If you do not wish to liquidate your investments in equity shares, mutual funds, fixed deposits, national savings certificates, etc, you can consider borrowing against the same. Typically, the loan amount does not exceed 50% of the securities' valuation. "Pledging of shares can be considered if one is not keen on selling shares due to market conditions or expectation of better returns. This is because if the market falls, there would be pressure to close a part of the loan to take care of banks' margin requirements," advises Anil Rego, CEO of financial planning firm, Right Horizons.

LOAN AGAINST GOLD JEWELLERY

One of the most commonly-owned asset in the country, gold jewellery can come in handy during times like these. Available for tenures between six and 12 months, the processing for this category of loans is relatively hassle-free.
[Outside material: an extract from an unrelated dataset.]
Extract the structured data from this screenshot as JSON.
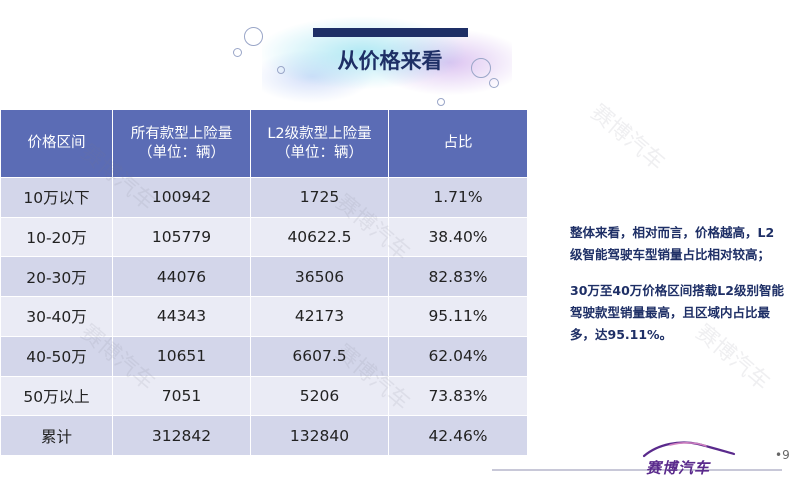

Banks like HDFC provide loan up to 80% of the ornaments' value, or Rs 10 lakh.

PF & PPF WITHDRAWALS

While withdrawing from your provident fund and public provident fund can be considered, you need to remember that doing so will set back the entire process of retirement planning, or providing for children's education. PF withdrawals (even within five years' continuous employment) will not attract tax if the purpose is house purchase. This apart, you can also avail of a loan on your PF. To dip into your PPF, you need to have maintained it for at least seven years. You are allowed to make one withdrawal - 50% of your PPF balance at the end of the fourth preceding financial year - every year from the seventh year onwards.

EMPLOYER LOANS

Most employers provide low-cost loans in the form of advances. Besides this, several employers include LTA as a part of cost to the company and are open to making a taxable cash payment.

PERSONAL LOANS & CREDIT CARDS

Being unsecured loans, they come with exorbitant interest rates (up to 40% in case of credit cards), and hence, are not advisable, particularly if you are seeking a high-value loan of over Rs 50 lakh. For small-ticket loans too, you should consider exercising this option only if you are expecting any fund inflow, which can be used to completely repay the unsecured debt in the near future.